それは自然の摂理だろう・・。ある意味正しいかもしれないが、弱者としては悔しい思いである。


もう色々考えるのはやめよう。


私なりに生きて戦った。そして多分これからも孤独に、時には助けを必要としながら生きるのだ。

ゆっくりと生きたい。今まで走っていた体を休めて余生を送るおばあちゃんの気持ちだ。


将来は、餓死だろうか?まあいいい。わたしのような弱者が生き延びられたのが奇跡に近かったのだ。

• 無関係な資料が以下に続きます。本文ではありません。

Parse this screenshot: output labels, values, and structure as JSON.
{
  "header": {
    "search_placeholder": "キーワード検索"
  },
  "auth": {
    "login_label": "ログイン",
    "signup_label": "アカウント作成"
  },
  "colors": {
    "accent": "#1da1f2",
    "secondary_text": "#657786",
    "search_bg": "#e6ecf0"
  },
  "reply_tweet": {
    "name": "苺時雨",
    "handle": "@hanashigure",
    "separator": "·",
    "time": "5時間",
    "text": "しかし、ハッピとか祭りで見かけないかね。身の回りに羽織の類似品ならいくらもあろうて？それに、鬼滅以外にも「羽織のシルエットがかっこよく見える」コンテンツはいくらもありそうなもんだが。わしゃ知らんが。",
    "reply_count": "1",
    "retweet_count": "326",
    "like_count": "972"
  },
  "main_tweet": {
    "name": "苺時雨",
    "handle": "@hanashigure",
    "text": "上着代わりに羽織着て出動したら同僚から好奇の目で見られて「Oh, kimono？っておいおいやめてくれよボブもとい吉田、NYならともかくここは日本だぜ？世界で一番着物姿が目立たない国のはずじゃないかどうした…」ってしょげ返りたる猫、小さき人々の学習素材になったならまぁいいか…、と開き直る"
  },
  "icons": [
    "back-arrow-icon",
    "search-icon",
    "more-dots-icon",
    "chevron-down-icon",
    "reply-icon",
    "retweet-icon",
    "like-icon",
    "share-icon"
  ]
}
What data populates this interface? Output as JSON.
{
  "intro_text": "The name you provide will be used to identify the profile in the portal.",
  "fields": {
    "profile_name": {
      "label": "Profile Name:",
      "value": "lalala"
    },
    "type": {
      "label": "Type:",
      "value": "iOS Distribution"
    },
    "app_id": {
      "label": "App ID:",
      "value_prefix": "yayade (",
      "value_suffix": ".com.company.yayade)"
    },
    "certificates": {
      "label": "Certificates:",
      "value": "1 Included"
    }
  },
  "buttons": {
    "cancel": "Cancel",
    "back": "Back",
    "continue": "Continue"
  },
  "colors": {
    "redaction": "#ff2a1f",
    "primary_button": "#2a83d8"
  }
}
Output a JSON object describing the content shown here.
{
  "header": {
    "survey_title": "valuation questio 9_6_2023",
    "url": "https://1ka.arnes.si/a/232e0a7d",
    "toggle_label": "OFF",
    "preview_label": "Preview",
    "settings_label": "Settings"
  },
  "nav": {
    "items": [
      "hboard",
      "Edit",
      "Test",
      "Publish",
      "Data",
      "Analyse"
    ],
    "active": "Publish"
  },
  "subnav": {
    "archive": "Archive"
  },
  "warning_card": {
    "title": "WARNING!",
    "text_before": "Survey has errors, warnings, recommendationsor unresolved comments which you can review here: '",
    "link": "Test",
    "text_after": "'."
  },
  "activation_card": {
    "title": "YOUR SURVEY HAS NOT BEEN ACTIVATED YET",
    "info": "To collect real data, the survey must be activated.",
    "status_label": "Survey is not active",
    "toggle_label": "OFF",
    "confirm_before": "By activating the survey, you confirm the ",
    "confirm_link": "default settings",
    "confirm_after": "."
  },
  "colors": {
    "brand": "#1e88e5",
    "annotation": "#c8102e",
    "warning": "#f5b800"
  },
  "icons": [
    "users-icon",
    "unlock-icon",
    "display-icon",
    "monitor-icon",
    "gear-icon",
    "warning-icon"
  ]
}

神様が今までこんな世界に生かしてくれたのだろうかと思っている。


子どもの頃は嫌なこともあったが楽しかった。もうなかなか記憶も薄れている。

少し、日記を書く。今日は何をしたかだ。 忘れないために書いている。頭の劣化防止にも良い。


わたしがほっとしたのは子どもを産まなかったことだ。


わたしのような劣等者は子どもを産んではいけない・・。共倒れだと子どものころから無意識に感じていた。


わたしは恐らく淘汰される生き物なのだ。


母親と子供が餓死したという事件を聞くと嫌になる。子どもだけでもなんとかならなかったのかと思わずにはいられない。本当は母体は子を創ったら用済みだ。

身を削って産んだ子供だから、育ててくれるところに預けることはできなかったのだろうか?

非情とは思うが、こういう道連れ心中みたいなのを見ると少し腹が立つ。

せっかく生んだのに何を考えているの。この母親は?もう気力もなにもなかったのかな。

運の悪い親の元で生まれた子どもは可哀相だ。


なんとか育ててくれる里親とかへ行けばよかったのに・・


わたしは子どもは母親のものっていう感覚が嫌いだ。 母親が未来を潰しているようで嫌だ。


未来を子どもに与えてほしい。 その方が私も救われる。


未来はこどものためにあるんだから、過去は老人のものだ。